Kalau ditanya titik terendah dalam hidup saya dan keluarga, jawabannya adalah pada masa-masa saya masih sekolah meskipun orang tua saya selalu berusaha memberikan apa yang diinginkan putra-putrinya. Oleh karenanya sejak lulus Aliyah saya merasa tidak lagi memiliki wajah untuk meminta uang kepada orang tua saya; bila itu hanya untuk keinginan saya memiliki ponsel terbaru, atau baju baru karena baju yang saya pakai ya cuma itu-itu saja, atau sepatu baru—karena saya tidak punya sepasang sepatu yang cukup untuk saya pakai 7 kali bergantian dalam satu minggu. Tapi saya merasa semuanya baik-baik saja. Allah selalu memberi jalan sehingga saya masih bisa beli baju untuk kebutuhan, masih bisa makan apa yang sama mau, sesekali baju yang saya inginkan meskipun harus dengan menabung dan berpuasa terlebih dahulu.

Ada sebuah Indian Proverb yang berbunyi; I had no shoes and complained, until I met a man who had no feet. Anggap lah apa yang sudah saya lalui dalam hidup saya, mampu membuat saya mengamini kalimat barusan. Manusia butuh makan, tapi siapa bilang manusia butuh makan yang sangat enak? Manusia butuh pakaian, tapi siapa bilang manusi butuh pakaian yang sangat indah?

Dulu saya sering menyesali keputusan Bapak yang pindah ke desa. Hal itu membuat saya merasa serba terbatas, terutama ekonomi. Tidak ada lagi jalan-jalan tiap akhir pekan, tidak ada lagi makan di McD, tidak ada lagi jalan-jalan ke mall. Yang ada hanyalah sawah membentang dan rumah kami yang sederhana, jauh dari kota, dan belum jadi-jadi sampai sekarang. Saya yakin ibu saya juga dulu tertekan. Beliau pasti ingin bekerja lagi sebagaimana masa mudanya di kota. Tapi lama-lama mereka menerima dengan lapang dan terbiasa dengan kehidupan yang amat sederhana dan jauh dari kepastian gaji sebagaimana PNS.

Pegangan mereka adalah bahwa rizki mengejar tuannya seperti maut mencari pemiliknya, dan bahwa rizki anak sudah diatur oleh Yang Maha Pengatur. Maka yang mereka tanamkan pada saya adalah bahwa saya tidak perlu memprioritaskan uang banyak sebagai tujuan hidup yang harus saya cari.
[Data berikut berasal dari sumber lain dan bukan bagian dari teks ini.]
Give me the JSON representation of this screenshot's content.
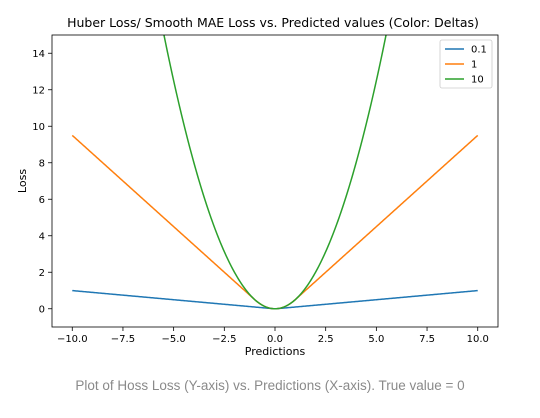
{
  "caption": "Plot of Hoss Loss (Y-axis) vs. Predictions (X-axis). True value = 0",
  "chart_data": {
    "type": "line",
    "title": "Huber Loss/ Smooth MAE Loss vs. Predicted values (Color: Deltas)",
    "xlabel": "Predictions",
    "ylabel": "Loss",
    "xlim": [
      -11,
      11
    ],
    "ylim": [
      -1,
      15
    ],
    "xticks": [
      -10,
      -7.5,
      -5,
      -2.5,
      0,
      2.5,
      5,
      7.5,
      10
    ],
    "xtick_labels": [
      "−10.0",
      "−7.5",
      "−5.0",
      "−2.5",
      "0.0",
      "2.5",
      "5.0",
      "7.5",
      "10.0"
    ],
    "yticks": [
      0,
      2,
      4,
      6,
      8,
      10,
      12,
      14
    ],
    "ytick_labels": [
      "0",
      "2",
      "4",
      "6",
      "8",
      "10",
      "12",
      "14"
    ],
    "legend": {
      "placement": "upper right",
      "entries": [
        "0.1",
        "1",
        "10"
      ]
    },
    "grid": false,
    "true_value": 0,
    "x_range": [
      -10,
      10
    ],
    "series": [
      {
        "name": "0.1",
        "delta": 0.1,
        "color": "#1f77b4",
        "x": [
          -10,
          -5,
          -0.1,
          0,
          0.1,
          5,
          10
        ],
        "y": [
          0.995,
          0.495,
          0.005,
          0,
          0.005,
          0.495,
          0.995
        ]
      },
      {
        "name": "1",
        "delta": 1,
        "color": "#ff7f0e",
        "x": [
          -10,
          -5,
          -1,
          0,
          1,
          5,
          10
        ],
        "y": [
          9.5,
          4.5,
          0.5,
          0,
          0.5,
          4.5,
          9.5
        ]
      },
      {
        "name": "10",
        "delta": 10,
        "color": "#2ca02c",
        "x": [
          -5.48,
          -4,
          -3,
          -2,
          -1,
          0,
          1,
          2,
          3,
          4,
          5.48
        ],
        "y": [
          15,
          8,
          4.5,
          2,
          0.5,
          0,
          0.5,
          2,
          4.5,
          8,
          15
        ]
      }
    ]
  }
}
Saya hanya perlu melakukan hal terbaik yang bisa saya lakukan. Nanti Allah balas juga sepadan dengan apa yang telah dikerjakan, bahkan lebih. Cukup selalu menjadi anak baik bagi orang tua dan manusia baik untuk orang-orang di sekitarnya. Oleh karenanya saya bebas menentukan pilihan ingin kerja di mana saja tanpa harus dipusingkan dengan berapa gaji yang akan saya dapatkan.

Keinginan untuk membantu orang tua tentu saja ada karena Bapak saya adalah tulang punggung satu-satunya di rumah. Tapi karena orangtua tidak pernah meminta, maka berapa pun yang saya beri, mereka menerimanya dengan senang hati dan membalasnya dengan ribuan doa. Ya Allah, semoga besok saya bisa menjadi orang tua seperti orang tua saya, yang tidak ingin bergantung dan meminta kecuali hanya kepada-Mu.
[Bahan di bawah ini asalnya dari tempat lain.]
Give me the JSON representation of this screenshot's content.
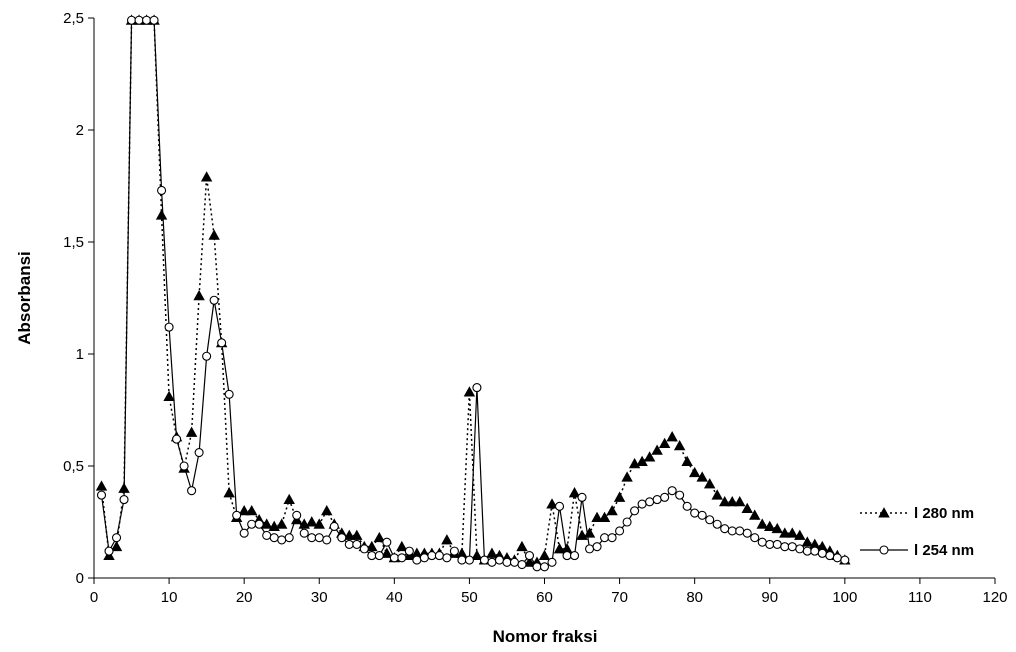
{
  "chart_data": {
    "type": "line",
    "title": "",
    "xlabel": "Nomor fraksi",
    "ylabel": "Absorbansi",
    "xlim": [
      0,
      120
    ],
    "ylim": [
      0,
      2.5
    ],
    "xticks": [
      0,
      10,
      20,
      30,
      40,
      50,
      60,
      70,
      80,
      90,
      100,
      110,
      120
    ],
    "yticks": [
      0,
      0.5,
      1,
      1.5,
      2,
      2.5
    ],
    "xtick_labels": [
      "0",
      "10",
      "20",
      "30",
      "40",
      "50",
      "60",
      "70",
      "80",
      "90",
      "100",
      "110",
      "120"
    ],
    "ytick_labels": [
      "0",
      "0,5",
      "1",
      "1,5",
      "2",
      "2,5"
    ],
    "grid": false,
    "legend_position": "right",
    "series": [
      {
        "name": "l 280 nm",
        "line_style": "dotted",
        "marker": "filled-triangle",
        "color": "#000000",
        "values": [
          0.41,
          0.1,
          0.14,
          0.4,
          2.49,
          2.49,
          2.49,
          2.49,
          1.62,
          0.81,
          0.63,
          0.49,
          0.65,
          1.26,
          1.79,
          1.53,
          1.05,
          0.38,
          0.27,
          0.3,
          0.3,
          0.26,
          0.24,
          0.23,
          0.24,
          0.35,
          0.26,
          0.24,
          0.25,
          0.24,
          0.3,
          0.24,
          0.2,
          0.19,
          0.19,
          0.14,
          0.14,
          0.18,
          0.11,
          0.09,
          0.14,
          0.1,
          0.11,
          0.11,
          0.11,
          0.11,
          0.17,
          0.11,
          0.11,
          0.83,
          0.1,
          0.08,
          0.11,
          0.1,
          0.09,
          0.08,
          0.14,
          0.07,
          0.07,
          0.1,
          0.33,
          0.13,
          0.13,
          0.38,
          0.19,
          0.2,
          0.27,
          0.27,
          0.3,
          0.36,
          0.45,
          0.51,
          0.52,
          0.54,
          0.57,
          0.6,
          0.63,
          0.59,
          0.52,
          0.47,
          0.45,
          0.42,
          0.37,
          0.34,
          0.34,
          0.34,
          0.31,
          0.28,
          0.24,
          0.23,
          0.22,
          0.2,
          0.2,
          0.19,
          0.16,
          0.15,
          0.14,
          0.12,
          0.1,
          0.08
        ]
      },
      {
        "name": "l 254 nm",
        "line_style": "solid",
        "marker": "open-circle",
        "color": "#000000",
        "values": [
          0.37,
          0.12,
          0.18,
          0.35,
          2.49,
          2.49,
          2.49,
          2.49,
          1.73,
          1.12,
          0.62,
          0.5,
          0.39,
          0.56,
          0.99,
          1.24,
          1.05,
          0.82,
          0.28,
          0.2,
          0.24,
          0.24,
          0.19,
          0.18,
          0.17,
          0.18,
          0.28,
          0.2,
          0.18,
          0.18,
          0.17,
          0.23,
          0.18,
          0.15,
          0.15,
          0.13,
          0.1,
          0.1,
          0.16,
          0.09,
          0.09,
          0.12,
          0.08,
          0.09,
          0.1,
          0.1,
          0.09,
          0.12,
          0.08,
          0.08,
          0.85,
          0.08,
          0.07,
          0.08,
          0.07,
          0.07,
          0.06,
          0.1,
          0.05,
          0.05,
          0.07,
          0.32,
          0.1,
          0.1,
          0.36,
          0.13,
          0.14,
          0.18,
          0.18,
          0.21,
          0.25,
          0.3,
          0.33,
          0.34,
          0.35,
          0.36,
          0.39,
          0.37,
          0.32,
          0.29,
          0.28,
          0.26,
          0.24,
          0.22,
          0.21,
          0.21,
          0.2,
          0.18,
          0.16,
          0.15,
          0.15,
          0.14,
          0.14,
          0.13,
          0.12,
          0.12,
          0.11,
          0.1,
          0.09,
          0.08
        ]
      }
    ]
  }
}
Saya ingat juga dulu ketika teman-teman perempuan sebaya saya waktu MTs ditanya ingin jadi apa, kebanyakan menjawab ingin jadi isteri konglomerat yang di rumah tinggal kipas-kipas aja. Sedangkan saya malah menjawab, “Ingin jadi isteri Kyai,” Hahaha. Sama-sama jawaban yang bodoh karena masih bergantung pada orang lain.

Epilog

Kapan itu saya ingat betul percakapan seorang Ustad  dengan jamaahnya di televisi,

 “Ustad, kapan saya bisa kaya?!”

“Astaghfirullohhaladzim, ente pikir harta ente kurang. Itu mata bisa ngeliat, kaki bisa jalan, telinga bisa denger. Kita itu kaya-nya luar biasa!”
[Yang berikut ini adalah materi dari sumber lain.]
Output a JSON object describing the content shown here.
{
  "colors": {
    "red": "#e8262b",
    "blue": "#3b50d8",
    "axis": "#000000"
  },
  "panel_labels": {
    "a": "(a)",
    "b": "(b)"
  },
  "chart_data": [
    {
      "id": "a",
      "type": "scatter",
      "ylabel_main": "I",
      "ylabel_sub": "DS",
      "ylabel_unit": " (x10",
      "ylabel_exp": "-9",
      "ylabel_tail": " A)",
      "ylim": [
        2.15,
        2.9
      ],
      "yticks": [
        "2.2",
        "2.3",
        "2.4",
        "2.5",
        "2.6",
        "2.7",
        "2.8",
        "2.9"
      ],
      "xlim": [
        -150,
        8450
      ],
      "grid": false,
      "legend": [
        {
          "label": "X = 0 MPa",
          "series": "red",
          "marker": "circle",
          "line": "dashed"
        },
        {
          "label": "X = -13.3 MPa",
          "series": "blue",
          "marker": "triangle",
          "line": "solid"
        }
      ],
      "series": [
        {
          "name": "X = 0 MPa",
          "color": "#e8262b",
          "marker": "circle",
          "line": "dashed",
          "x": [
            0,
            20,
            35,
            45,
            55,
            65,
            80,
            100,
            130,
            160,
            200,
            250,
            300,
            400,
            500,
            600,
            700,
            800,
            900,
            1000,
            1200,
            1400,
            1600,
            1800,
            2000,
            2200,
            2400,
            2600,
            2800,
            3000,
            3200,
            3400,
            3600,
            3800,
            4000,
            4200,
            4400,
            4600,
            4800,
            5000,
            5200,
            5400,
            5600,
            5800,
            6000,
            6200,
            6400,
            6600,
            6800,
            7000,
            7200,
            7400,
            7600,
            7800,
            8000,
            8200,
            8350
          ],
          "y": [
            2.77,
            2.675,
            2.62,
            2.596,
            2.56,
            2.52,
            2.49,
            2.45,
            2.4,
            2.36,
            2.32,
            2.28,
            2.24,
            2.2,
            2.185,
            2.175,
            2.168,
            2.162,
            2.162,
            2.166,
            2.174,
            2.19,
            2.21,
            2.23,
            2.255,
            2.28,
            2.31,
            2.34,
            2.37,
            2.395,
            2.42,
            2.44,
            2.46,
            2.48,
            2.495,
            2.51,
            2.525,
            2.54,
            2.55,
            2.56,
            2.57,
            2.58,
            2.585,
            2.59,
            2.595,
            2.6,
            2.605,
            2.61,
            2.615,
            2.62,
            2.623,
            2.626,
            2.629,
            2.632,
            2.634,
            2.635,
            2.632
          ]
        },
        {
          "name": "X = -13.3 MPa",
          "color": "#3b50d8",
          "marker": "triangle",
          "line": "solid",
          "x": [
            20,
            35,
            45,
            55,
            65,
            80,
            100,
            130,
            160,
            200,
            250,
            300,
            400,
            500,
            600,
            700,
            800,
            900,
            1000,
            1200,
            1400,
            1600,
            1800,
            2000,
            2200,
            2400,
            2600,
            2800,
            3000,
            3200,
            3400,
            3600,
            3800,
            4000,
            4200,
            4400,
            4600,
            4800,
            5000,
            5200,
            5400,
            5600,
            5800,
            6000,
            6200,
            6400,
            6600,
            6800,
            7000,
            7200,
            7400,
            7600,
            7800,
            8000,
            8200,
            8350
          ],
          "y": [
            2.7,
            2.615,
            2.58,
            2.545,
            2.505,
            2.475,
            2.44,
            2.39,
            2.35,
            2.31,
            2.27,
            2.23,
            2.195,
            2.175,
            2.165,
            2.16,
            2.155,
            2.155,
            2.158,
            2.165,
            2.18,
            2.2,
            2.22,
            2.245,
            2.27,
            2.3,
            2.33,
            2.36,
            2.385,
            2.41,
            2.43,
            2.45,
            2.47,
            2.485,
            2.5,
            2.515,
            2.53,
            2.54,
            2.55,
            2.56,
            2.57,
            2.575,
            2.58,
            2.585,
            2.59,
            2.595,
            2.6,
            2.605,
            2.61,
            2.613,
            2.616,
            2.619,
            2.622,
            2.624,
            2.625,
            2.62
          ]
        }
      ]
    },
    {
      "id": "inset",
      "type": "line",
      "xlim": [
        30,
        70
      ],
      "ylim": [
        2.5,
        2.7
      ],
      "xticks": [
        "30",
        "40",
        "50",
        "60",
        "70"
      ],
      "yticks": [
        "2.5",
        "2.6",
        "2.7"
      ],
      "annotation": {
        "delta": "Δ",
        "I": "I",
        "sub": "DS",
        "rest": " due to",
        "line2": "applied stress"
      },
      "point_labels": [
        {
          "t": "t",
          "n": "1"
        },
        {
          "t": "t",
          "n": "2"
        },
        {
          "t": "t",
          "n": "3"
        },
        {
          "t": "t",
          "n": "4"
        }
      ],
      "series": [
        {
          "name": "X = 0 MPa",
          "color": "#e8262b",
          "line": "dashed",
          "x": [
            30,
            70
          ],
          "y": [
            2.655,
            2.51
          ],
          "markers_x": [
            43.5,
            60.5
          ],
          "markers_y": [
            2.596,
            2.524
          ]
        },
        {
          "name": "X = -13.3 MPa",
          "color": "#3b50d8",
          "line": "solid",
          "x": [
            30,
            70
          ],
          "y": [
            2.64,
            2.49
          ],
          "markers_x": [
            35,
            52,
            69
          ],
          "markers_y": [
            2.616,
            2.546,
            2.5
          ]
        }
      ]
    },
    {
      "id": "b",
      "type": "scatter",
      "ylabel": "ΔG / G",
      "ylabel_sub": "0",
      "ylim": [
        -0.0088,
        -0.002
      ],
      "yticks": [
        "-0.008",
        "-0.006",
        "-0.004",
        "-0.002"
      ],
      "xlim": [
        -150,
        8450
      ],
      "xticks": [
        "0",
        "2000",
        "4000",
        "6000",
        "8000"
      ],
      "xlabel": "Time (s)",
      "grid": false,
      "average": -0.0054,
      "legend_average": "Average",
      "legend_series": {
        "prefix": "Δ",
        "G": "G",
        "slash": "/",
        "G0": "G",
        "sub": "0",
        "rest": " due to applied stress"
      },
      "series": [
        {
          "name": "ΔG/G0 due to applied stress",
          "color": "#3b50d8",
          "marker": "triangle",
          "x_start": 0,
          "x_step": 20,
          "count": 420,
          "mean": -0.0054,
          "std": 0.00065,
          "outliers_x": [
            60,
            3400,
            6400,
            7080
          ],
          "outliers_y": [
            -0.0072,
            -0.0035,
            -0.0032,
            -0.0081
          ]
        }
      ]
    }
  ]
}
“Yaaa maksud saya bukan kaya sehat ustad. Kaya uang, saya udah bosen hidup miskin terus ini!”

“Ente tahu, Allah SWT bilang; Ketaqwaanmu tidak akan pernah bisa mengubah takdirmu!”

“Yahhhh kalo gitu sampe lebaran monyet saya bakal miskin terus dong?!”

“Yeee tunggu dulu, gue belum selesai ngomong. Ketaqwaanmu tidak akan pernah bisa mengubah takdirmu. Tapi Aku bisa! Nah, jadi lo pikir sendiri deh tuh.”

Seriously waktu nonton saya sempet bengong beberapa detik. Saya terkesima dengan kalimat itu. Ketaqwaanmu tidak akan pernah bisa mengubah takdirmu. Tapi Aku bisa!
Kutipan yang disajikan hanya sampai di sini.